Çocukken sanatla ilgili bir iş yapmak istediğimi biliyordum, ancak tam olarak ne bilemiyordum. Dans olabilirdi, şarkıcılık olabilirdi. Sonradan medya alanında sanat yönetmenliği veya yapımcılık yapmak isterken yavaş yavaş kamera önüne geçtim. Sonrasında da önceden almış olduğum eğitimlerini yenileyerek kendimi oyunculuk anlamında geliştirmeye başladım.
Bir proje size ilk teklif edildiğinde kabul etmenizde neler etkili oluyor?
Her projede farklı bir parametre ön plana çıkabiliyor. Bazen hikayeyi çok beğendiğim için, bazen karakter çok oynamak istediğim bir karakter olduğu için seçiyorum. Bazen de oynayan diğer oyuncuların sinerjisi, yönetmen veya yapımcı da etkili olabiliyor. Bütün bu kriterler içerisinden değerlendirip yer alıp almayacağımıza karar veriyoruz.
Oyunculuk, hayatınızda neleri değiştirdi?
Birçok şeyi değiştirdi. Mesleğim oldu bir kere, daha ne olsun? Ve hayatım ona göre şekillenmeye başladı. Öncelik sıralamam, kendime bakmam, beslenme şeklim, arkadaşlıklarım, gittiğim yerler, seçtiğim kelimeler… Hepsi duruma göre şekillendi ister istemez.

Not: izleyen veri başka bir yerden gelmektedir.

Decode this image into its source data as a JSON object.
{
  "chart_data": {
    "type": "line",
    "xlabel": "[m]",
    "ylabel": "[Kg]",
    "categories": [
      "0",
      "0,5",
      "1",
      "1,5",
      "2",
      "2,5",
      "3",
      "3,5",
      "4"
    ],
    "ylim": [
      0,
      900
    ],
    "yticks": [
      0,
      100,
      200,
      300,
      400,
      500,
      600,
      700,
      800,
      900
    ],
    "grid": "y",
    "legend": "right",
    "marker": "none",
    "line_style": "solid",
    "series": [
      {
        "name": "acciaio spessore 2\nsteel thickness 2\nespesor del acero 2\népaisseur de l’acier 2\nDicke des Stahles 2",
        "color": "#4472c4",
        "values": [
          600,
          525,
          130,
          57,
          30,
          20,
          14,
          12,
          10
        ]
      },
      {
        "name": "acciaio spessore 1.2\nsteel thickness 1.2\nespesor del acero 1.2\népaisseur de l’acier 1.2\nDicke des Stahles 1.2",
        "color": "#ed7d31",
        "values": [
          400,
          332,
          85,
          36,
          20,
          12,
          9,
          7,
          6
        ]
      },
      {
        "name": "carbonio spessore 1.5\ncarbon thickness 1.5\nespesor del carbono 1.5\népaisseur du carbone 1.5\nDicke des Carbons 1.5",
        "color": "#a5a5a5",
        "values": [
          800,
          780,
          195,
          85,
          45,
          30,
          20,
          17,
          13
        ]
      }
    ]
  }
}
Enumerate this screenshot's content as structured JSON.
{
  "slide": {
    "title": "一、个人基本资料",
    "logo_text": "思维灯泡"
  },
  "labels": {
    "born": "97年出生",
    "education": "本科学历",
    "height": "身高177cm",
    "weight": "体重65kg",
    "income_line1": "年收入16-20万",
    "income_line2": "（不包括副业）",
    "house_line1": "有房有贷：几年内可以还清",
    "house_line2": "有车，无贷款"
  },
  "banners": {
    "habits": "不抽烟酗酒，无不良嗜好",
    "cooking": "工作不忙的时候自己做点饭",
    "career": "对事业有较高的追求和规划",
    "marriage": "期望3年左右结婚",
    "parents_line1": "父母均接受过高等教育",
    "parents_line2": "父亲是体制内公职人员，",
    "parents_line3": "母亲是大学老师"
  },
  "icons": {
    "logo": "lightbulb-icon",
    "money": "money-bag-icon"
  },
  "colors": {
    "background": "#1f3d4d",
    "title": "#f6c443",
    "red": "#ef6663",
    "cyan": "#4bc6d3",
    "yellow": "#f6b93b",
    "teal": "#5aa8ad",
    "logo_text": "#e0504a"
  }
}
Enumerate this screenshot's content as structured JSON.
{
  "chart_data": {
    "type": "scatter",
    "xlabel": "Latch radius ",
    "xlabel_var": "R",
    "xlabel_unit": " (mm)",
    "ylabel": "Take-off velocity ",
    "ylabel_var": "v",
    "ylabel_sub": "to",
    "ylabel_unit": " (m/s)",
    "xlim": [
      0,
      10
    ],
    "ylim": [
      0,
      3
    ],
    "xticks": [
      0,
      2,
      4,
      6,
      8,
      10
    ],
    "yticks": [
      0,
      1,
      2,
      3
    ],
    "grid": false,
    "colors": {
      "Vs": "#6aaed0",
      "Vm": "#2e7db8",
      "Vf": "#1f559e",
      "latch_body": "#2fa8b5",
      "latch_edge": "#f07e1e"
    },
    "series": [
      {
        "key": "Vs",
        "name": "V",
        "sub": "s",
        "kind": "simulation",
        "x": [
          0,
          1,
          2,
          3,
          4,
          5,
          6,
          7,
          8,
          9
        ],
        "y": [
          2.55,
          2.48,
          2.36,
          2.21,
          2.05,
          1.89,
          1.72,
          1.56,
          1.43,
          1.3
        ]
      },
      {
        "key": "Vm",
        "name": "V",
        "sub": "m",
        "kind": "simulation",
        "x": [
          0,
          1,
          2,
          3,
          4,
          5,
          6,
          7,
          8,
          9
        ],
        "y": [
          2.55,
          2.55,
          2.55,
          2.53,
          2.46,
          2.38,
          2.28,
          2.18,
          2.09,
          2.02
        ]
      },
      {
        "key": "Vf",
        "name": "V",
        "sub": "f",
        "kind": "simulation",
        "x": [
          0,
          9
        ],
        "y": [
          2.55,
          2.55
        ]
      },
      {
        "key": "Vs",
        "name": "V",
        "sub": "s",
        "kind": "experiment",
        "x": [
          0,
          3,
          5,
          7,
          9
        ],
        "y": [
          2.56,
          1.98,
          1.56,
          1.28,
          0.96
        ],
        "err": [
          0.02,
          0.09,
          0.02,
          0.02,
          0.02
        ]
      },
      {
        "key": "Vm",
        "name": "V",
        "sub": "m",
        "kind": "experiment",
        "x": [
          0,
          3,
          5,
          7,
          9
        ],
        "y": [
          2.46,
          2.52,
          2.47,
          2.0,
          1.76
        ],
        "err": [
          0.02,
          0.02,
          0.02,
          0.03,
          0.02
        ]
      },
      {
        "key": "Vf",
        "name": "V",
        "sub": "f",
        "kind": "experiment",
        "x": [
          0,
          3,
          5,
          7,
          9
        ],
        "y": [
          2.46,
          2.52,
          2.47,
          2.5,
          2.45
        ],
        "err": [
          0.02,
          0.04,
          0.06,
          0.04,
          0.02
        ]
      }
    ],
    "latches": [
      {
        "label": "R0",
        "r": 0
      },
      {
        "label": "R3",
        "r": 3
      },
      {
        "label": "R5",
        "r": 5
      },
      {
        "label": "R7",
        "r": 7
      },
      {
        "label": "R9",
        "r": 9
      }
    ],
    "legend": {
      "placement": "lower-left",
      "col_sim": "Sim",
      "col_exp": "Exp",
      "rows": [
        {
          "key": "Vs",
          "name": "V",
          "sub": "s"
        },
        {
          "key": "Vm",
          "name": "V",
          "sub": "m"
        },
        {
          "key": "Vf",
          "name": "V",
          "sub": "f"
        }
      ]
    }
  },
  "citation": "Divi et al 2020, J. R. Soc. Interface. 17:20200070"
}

Oyunculuk dışında farklı çalışmalar yaptığınızı görmekteyiz. Özellikle organik yaşam üzerine değerli girişimlerde bulundunuz. Bize bu projeden de bahsedebilir misiniz? Bu girişim nasıl doğdu?
Doğa ve toprak her zaman ilgi alanımdaydı zaten. Doğada olduğumda kendimi çok daha iyi hissettiğimi fark ettiğimden beri konuya daha da odaklanmaya başladım. Bedenimi tanımak, onun nasıl işlediğini daha detaylı şekilde öğrenmek istedim. Genel geçer cevaplar yetmemeye başladı bana. Zaten her şeyin en doğalını tüketen bir aileyiz. Biz ketçabı, mayonezi, kolayı dolabımızda hiç görmeden büyüdük. Balımız, tarhanamız hep köyden geldi. Yemek yapmak ve yemek konusunda çok ilgiliydim her zaman. Yemek benim için bir tutku. Ve tüm bunlar birleşince de sağlıklı, farklı ve lezzetli yemekler yapmak üzere işe giriştik. Glutensiz ve vegan mutfaktan oluşan Makai’yi kurduk.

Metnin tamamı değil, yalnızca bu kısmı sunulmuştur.